March 24
Maximum Subarray
How to notice that the real question is whether the previous sum still helps or whether it is now hurting.
Arrays and Dynamic Programming Beginner 18 min TypeScript
Given an integer array nums, find the contiguous subarray with the largest sum and return that sum.
Example:
Input: nums = [-2, 1, -3, 4, -1, 2, 1, -5, 4]
Output: 6
The subarray [4, -1, 2, 1] has sum 6.
What to notice before coding
- The subarray must be contiguous. You cannot skip elements.
- The answer can be a single element.
- If every number is negative, the best answer still exists.
Common mistakes
- summing only positive numbers and forgetting the subarray must stay contiguous
- resetting to `0` and breaking the all-negative case
Step 1 — Understand the one word that changes everything
The prompt says contiguous subarray.
That kills a common bad reading: picking scattered numbers that look good and adding them together.
You cannot skip.
The answer has to be one continuous block.
Step 2 — Write the correct baseline
A good baseline is to test every possible subarray, while summing incrementally:
export function maxSubArray(nums: number[]): number {
let best = -Infinity
for (let start = 0; start < nums.length; start += 1) {
let sum = 0
for (let end = start; end < nums.length; end += 1) {
sum += nums[end]
best = Math.max(best, sum)
}
}
return best
}
It works. But it still tests every start against every end.
Step 3 — Ask what matters at the current position
When you reach nums[i], what do you want to know?
You do not need the best sum of the whole array yet.
The local question is:
what is the best subarray sum that ends exactly here?
That leads to the key idea:
- if the previous sum helps, keep it
- if the previous sum hurts, restart at the current value
Step 4 — Store the best sum ending here
That becomes a very simple recurrence:
bestEndingHere = max(value, bestEndingHere + value)
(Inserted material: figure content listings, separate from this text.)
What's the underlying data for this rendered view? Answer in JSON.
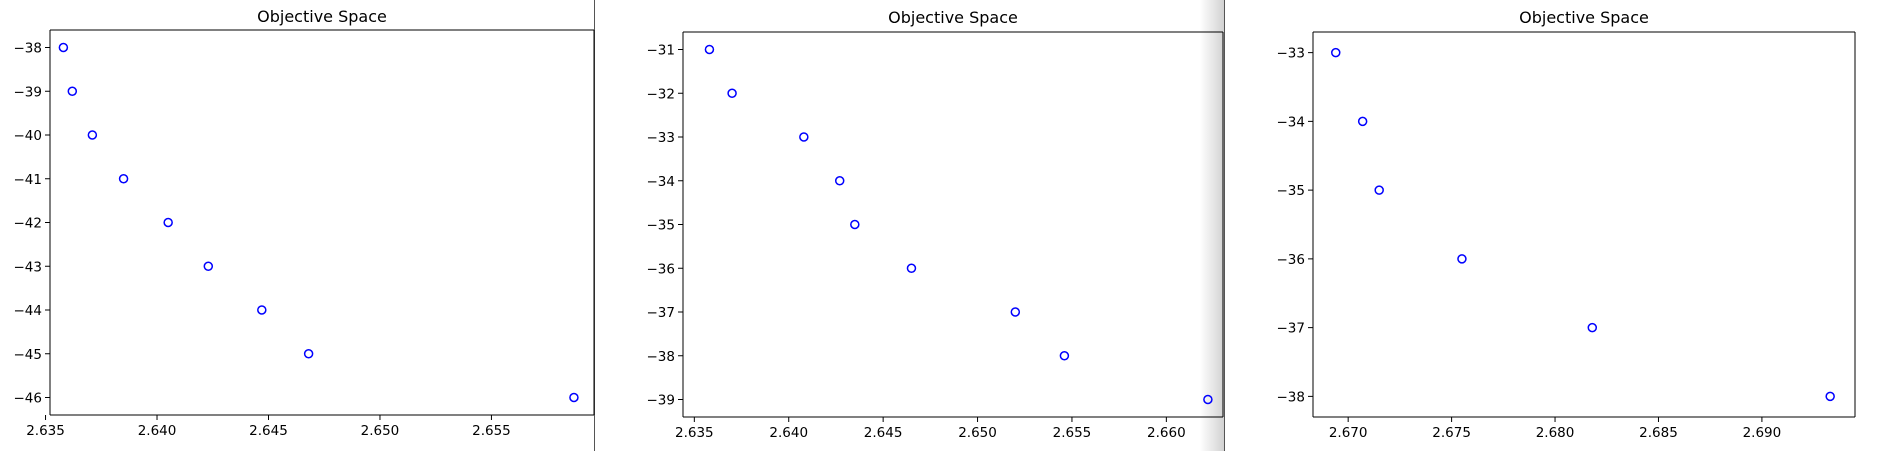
{
  "colors": {
    "marker": "#0000ff",
    "axis": "#000000",
    "background": "#ffffff",
    "separator": "#555555"
  },
  "chart_data": [
    {
      "type": "scatter",
      "title": "Objective Space",
      "xlabel": "",
      "ylabel": "",
      "xlim": [
        2.6352,
        2.6596
      ],
      "ylim": [
        -46.4,
        -37.6
      ],
      "xticks": [
        "2.635",
        "2.640",
        "2.645",
        "2.650",
        "2.655"
      ],
      "yticks": [
        "−38",
        "−39",
        "−40",
        "−41",
        "−42",
        "−43",
        "−44",
        "−45",
        "−46"
      ],
      "grid": false,
      "marker": "open circle",
      "points": [
        {
          "x": 2.6358,
          "y": -38
        },
        {
          "x": 2.6362,
          "y": -39
        },
        {
          "x": 2.6371,
          "y": -40
        },
        {
          "x": 2.6385,
          "y": -41
        },
        {
          "x": 2.6405,
          "y": -42
        },
        {
          "x": 2.6423,
          "y": -43
        },
        {
          "x": 2.6447,
          "y": -44
        },
        {
          "x": 2.6468,
          "y": -45
        },
        {
          "x": 2.6587,
          "y": -46
        }
      ]
    },
    {
      "type": "scatter",
      "title": "Objective Space",
      "xlabel": "",
      "ylabel": "",
      "xlim": [
        2.6344,
        2.663
      ],
      "ylim": [
        -39.4,
        -30.6
      ],
      "xticks": [
        "2.635",
        "2.640",
        "2.645",
        "2.650",
        "2.655",
        "2.660"
      ],
      "yticks": [
        "−31",
        "−32",
        "−33",
        "−34",
        "−35",
        "−36",
        "−37",
        "−38",
        "−39"
      ],
      "grid": false,
      "marker": "open circle",
      "points": [
        {
          "x": 2.6358,
          "y": -31
        },
        {
          "x": 2.637,
          "y": -32
        },
        {
          "x": 2.6408,
          "y": -33
        },
        {
          "x": 2.6427,
          "y": -34
        },
        {
          "x": 2.6435,
          "y": -35
        },
        {
          "x": 2.6465,
          "y": -36
        },
        {
          "x": 2.652,
          "y": -37
        },
        {
          "x": 2.6546,
          "y": -38
        },
        {
          "x": 2.6622,
          "y": -39
        }
      ]
    },
    {
      "type": "scatter",
      "title": "Objective Space",
      "xlabel": "",
      "ylabel": "",
      "xlim": [
        2.6683,
        2.6945
      ],
      "ylim": [
        -38.3,
        -32.7
      ],
      "xticks": [
        "2.670",
        "2.675",
        "2.680",
        "2.685",
        "2.690"
      ],
      "yticks": [
        "−33",
        "−34",
        "−35",
        "−36",
        "−37",
        "−38"
      ],
      "grid": false,
      "marker": "open circle",
      "points": [
        {
          "x": 2.6694,
          "y": -33
        },
        {
          "x": 2.6707,
          "y": -34
        },
        {
          "x": 2.6715,
          "y": -35
        },
        {
          "x": 2.6755,
          "y": -36
        },
        {
          "x": 2.6818,
          "y": -37
        },
        {
          "x": 2.6933,
          "y": -38
        }
      ]
    }
  ]
}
Then compare that with the best global answer.
That is the whole idea behind Kadane.
The interactive editor needs JavaScript. You can still read the prompt and copy the starter code below.
Starter code
export function maxSubArray(nums: number[]): number {
// your solution here
return 0
}
Haven't solved it yet?
Viewing the solution now may reduce learning. It's worth trying a bit more.
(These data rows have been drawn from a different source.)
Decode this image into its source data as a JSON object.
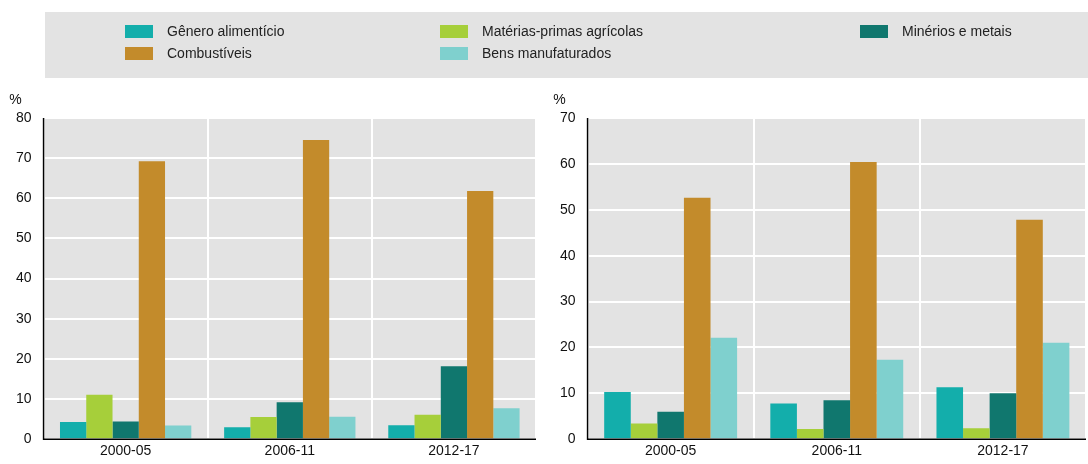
{
  "chart_data": [
    {
      "type": "bar",
      "ylabel": "%",
      "categories": [
        "2000-05",
        "2006-11",
        "2012-17"
      ],
      "ylim": [
        0,
        80
      ],
      "yticks": [
        0,
        10,
        20,
        30,
        40,
        50,
        60,
        70,
        80
      ],
      "grid": true,
      "legend": "top",
      "series": [
        {
          "name": "Gênero alimentício",
          "color": "#13aeab",
          "values": [
            4.3,
            3.0,
            3.5
          ]
        },
        {
          "name": "Matérias-primas agrícolas",
          "color": "#a6cf3a",
          "values": [
            11.1,
            5.5,
            6.1
          ]
        },
        {
          "name": "Minérios e metais",
          "color": "#10776e",
          "values": [
            4.4,
            9.2,
            18.2
          ]
        },
        {
          "name": "Combustíveis",
          "color": "#c38b2b",
          "values": [
            69.2,
            74.5,
            61.8
          ]
        },
        {
          "name": "Bens manufaturados",
          "color": "#7fd0ce",
          "values": [
            3.4,
            5.6,
            7.7
          ]
        }
      ]
    },
    {
      "type": "bar",
      "ylabel": "%",
      "categories": [
        "2000-05",
        "2006-11",
        "2012-17"
      ],
      "ylim": [
        0,
        70
      ],
      "yticks": [
        0,
        10,
        20,
        30,
        40,
        50,
        60,
        70
      ],
      "grid": true,
      "legend": "top",
      "series": [
        {
          "name": "Gênero alimentício",
          "color": "#13aeab",
          "values": [
            10.3,
            7.8,
            11.3
          ]
        },
        {
          "name": "Matérias-primas agrícolas",
          "color": "#a6cf3a",
          "values": [
            3.4,
            2.2,
            2.4
          ]
        },
        {
          "name": "Minérios e metais",
          "color": "#10776e",
          "values": [
            6.0,
            8.5,
            10.0
          ]
        },
        {
          "name": "Combustíveis",
          "color": "#c38b2b",
          "values": [
            52.6,
            60.4,
            47.8
          ]
        },
        {
          "name": "Bens manufaturados",
          "color": "#7fd0ce",
          "values": [
            22.1,
            17.3,
            21.0
          ]
        }
      ]
    }
  ]
}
Open the reference solution
Without JavaScript, the reference solution is shown inline instead of in a dialog.
Solution
Final complexity
Time: O(n)
Space: O(1)
Solution 1 — Test all subarrays O(n²)
A decent baseline is to fix the start and keep extending the end.
export function maxSubArray(nums: number[]): number {
let best = -Infinity
for (let start = 0; start < nums.length; start += 1) {
let sum = 0
for (let end = start; end < nums.length; end += 1) {
sum += nums[end]
best = Math.max(best, sum)
}
}
return best
}Correct, but still quadratic.
Solution 2 — Kadane O(n)
If the local question is “what is the best sum ending here?”, one pass is enough.
export function maxSubArray(nums: number[]): number {
let bestEndingHere = nums[0]
let bestOverall = nums[0]
for (let index = 1; index < nums.length; index += 1) {
const value = nums[index]
bestEndingHere = Math.max(value, bestEndingHere + value)
bestOverall = Math.max(bestOverall, bestEndingHere)
}
return bestOverall
}The algorithm looks short because the question was reduced to the right state.
What to say in the interview
A strong short explanation would be:
The baseline tests all subarrays and costs
O(n²). The optimized version stores the best subarray sum ending at the current index. If the previous sum helps, I keep it. If it hurts, I restart at the current value. That reduces the problem toO(n).
That shows that you:
- respected the contiguity constraint
- turned a global problem into a local one
- explained Kadane as reasoning, not a memorized name
When this pattern shows up again
Many people describe Kadane as a form of dynamic programming with tiny state.
In some explanations, it also feels greedy, because the local choice to continue or restart is exactly what keeps the best running segment alive.
The same pattern comes back when you need to:
- decide whether to continue or restart
- keep a best local answer while scanning
- compress dynamic programming into tiny state
- explain why a local decision works
The point is not memorizing “Kadane.”
The point is noticing when the right state is “best answer ending here.”